WingNews logo WingNews GitHub [2]
top | item 19462795

Python for Reverse Engineering 1: ELF Binaries

173 points| xrisk | 7 years ago |icyphox.sh | reply

48 comments

order
[+] saagarjha|7 years ago|reply
> I’m not sure why it uses puts here? I might be missing something; perhaps printf calls puts.

It’s because you passed a constant string to printf, so the compiler decided it was not worth making the call and used puts instead.

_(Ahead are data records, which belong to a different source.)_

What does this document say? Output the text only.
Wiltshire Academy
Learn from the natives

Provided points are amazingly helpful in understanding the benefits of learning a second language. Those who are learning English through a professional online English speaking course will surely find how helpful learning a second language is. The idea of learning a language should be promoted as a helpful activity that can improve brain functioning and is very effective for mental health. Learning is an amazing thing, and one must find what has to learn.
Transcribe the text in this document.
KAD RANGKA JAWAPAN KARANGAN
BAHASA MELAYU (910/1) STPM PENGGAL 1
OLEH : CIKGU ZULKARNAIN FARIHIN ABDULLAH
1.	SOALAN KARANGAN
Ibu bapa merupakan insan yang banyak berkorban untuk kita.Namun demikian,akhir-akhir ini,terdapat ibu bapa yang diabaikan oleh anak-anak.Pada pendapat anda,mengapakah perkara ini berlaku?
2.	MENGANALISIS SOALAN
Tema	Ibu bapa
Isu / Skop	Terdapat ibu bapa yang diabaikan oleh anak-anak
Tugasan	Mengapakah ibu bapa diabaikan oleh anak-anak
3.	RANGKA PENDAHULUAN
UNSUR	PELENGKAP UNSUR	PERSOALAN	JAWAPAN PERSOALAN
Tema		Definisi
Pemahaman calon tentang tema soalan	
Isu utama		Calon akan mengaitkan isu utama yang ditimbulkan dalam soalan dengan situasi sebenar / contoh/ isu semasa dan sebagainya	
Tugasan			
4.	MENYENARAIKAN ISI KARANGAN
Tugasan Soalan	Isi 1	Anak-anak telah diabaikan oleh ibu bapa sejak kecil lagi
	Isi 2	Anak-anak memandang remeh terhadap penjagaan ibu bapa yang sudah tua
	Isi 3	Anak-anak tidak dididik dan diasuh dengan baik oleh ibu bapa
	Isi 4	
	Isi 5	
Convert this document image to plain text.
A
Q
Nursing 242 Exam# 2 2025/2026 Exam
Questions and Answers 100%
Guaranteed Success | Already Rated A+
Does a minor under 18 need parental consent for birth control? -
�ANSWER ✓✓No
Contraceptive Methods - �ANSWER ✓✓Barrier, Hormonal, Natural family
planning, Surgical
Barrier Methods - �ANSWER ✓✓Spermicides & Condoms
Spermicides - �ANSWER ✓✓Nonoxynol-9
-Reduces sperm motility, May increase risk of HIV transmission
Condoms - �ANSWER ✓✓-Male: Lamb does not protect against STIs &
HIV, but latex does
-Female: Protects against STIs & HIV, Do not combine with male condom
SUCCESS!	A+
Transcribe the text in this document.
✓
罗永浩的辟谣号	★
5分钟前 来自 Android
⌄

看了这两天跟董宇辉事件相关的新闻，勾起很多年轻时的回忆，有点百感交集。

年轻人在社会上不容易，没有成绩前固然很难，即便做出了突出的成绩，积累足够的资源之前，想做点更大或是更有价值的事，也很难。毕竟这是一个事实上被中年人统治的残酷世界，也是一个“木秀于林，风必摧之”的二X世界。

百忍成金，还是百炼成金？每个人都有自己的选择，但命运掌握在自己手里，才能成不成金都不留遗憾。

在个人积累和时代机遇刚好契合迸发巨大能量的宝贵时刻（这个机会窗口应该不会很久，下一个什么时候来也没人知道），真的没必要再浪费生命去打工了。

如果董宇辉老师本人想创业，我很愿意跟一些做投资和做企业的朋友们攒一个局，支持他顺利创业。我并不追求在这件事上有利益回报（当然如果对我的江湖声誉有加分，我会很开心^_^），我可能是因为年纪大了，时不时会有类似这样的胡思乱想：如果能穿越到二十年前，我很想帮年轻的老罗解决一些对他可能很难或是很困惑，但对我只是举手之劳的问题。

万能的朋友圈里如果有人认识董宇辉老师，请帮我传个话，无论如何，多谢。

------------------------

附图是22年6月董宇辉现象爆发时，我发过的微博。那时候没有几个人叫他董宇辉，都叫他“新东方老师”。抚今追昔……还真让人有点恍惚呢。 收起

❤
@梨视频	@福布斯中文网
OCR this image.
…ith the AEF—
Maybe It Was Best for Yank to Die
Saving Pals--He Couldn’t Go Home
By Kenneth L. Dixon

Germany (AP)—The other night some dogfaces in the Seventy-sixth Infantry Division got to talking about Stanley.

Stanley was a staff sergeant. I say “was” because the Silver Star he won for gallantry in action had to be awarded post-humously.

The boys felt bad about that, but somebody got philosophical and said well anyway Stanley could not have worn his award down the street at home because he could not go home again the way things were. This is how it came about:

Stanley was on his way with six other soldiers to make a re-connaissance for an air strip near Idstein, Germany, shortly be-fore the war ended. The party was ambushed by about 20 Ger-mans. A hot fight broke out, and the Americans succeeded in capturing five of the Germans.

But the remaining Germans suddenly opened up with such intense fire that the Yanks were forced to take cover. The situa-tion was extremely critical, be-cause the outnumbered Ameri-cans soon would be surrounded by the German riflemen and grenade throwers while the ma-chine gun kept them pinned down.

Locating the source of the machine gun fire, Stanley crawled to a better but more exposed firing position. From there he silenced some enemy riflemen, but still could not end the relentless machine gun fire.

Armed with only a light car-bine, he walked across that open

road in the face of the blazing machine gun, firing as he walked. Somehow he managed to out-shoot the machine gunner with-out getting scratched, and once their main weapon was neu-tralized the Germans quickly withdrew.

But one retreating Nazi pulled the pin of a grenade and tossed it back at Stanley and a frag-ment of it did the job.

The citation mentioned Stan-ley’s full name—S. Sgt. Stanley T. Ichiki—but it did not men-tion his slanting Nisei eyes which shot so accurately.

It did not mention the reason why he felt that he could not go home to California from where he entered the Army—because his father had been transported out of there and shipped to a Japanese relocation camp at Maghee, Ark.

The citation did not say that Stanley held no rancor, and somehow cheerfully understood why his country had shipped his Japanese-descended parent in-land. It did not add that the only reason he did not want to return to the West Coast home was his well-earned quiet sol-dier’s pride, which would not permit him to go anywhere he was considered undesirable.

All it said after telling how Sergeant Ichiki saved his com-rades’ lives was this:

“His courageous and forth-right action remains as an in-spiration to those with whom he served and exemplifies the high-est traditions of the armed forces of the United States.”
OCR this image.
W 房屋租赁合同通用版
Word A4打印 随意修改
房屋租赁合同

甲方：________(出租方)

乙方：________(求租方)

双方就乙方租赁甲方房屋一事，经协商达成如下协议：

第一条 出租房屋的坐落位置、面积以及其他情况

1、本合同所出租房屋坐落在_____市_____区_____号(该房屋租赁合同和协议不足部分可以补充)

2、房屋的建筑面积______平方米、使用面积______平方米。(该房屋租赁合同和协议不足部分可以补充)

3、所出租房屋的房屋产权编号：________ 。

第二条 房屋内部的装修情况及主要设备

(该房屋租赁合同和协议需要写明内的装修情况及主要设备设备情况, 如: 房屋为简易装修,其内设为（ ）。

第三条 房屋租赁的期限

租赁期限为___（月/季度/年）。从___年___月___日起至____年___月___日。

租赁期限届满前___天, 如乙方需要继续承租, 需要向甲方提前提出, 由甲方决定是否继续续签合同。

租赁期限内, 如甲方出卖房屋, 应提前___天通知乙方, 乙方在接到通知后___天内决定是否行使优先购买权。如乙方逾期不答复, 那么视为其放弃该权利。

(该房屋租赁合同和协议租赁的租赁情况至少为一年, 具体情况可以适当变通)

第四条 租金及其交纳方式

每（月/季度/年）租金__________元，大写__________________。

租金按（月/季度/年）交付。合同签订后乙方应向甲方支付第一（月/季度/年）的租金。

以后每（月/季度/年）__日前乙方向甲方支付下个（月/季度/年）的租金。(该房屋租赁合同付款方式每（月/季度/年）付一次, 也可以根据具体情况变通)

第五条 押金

[+] Icyphox|7 years ago|reply
Thanks! I’d actually figured that out a little while after publishing.
[+] billfruit|7 years ago|reply
In general though, dealing with binary data in python isn't particularly intuitive.Also many python tutorials and books fails to mentioned how to manipulate binary data. I feel that is one of the places where the standard library is not that rich.
[+] civility|7 years ago|reply
I disagree. The struct and array (not Numpy) modules are pretty great at cutting up binary data. You provide a format string and it just works.
[+] hultner|7 years ago|reply
Is it just for me or is the scroll on this site horrible broken? Shame because the content looks great.
[+] bhargav|7 years ago|reply
Default behaviour seems to be overridden. I read the article and would recommend you look past the scrolling. If you are on an iDevixe, reader mode will help!

Edit: Spelling

[+] RayDonnelly|7 years ago|reply
If you haven't seen it, also checkout Project LIEF. It is very good indeed. We use it for a lot of post-build binary verification in the conda ecosystem.

Windows, macOS and Linux are all supported.

https://lief.quarkslab.com/

[+] Icyphox|7 years ago|reply
Hi, I’m the author of this post. Feel free to ask questions, if any.
[+] matmann2001|7 years ago|reply
Hey. In your C code, you write to memory beyond what you malloc'd. You malloc'd 9 bytes for 'pw', but later do "pw[9] = '\0'", which accesses the 10th byte, which doesn't belong to you.
[+] 75dvtwin|7 years ago|reply
if you could briefly outline the space/position of this framework, relative to others (eg https://github.com/cea-sec/miasm ). Would very much appreciate.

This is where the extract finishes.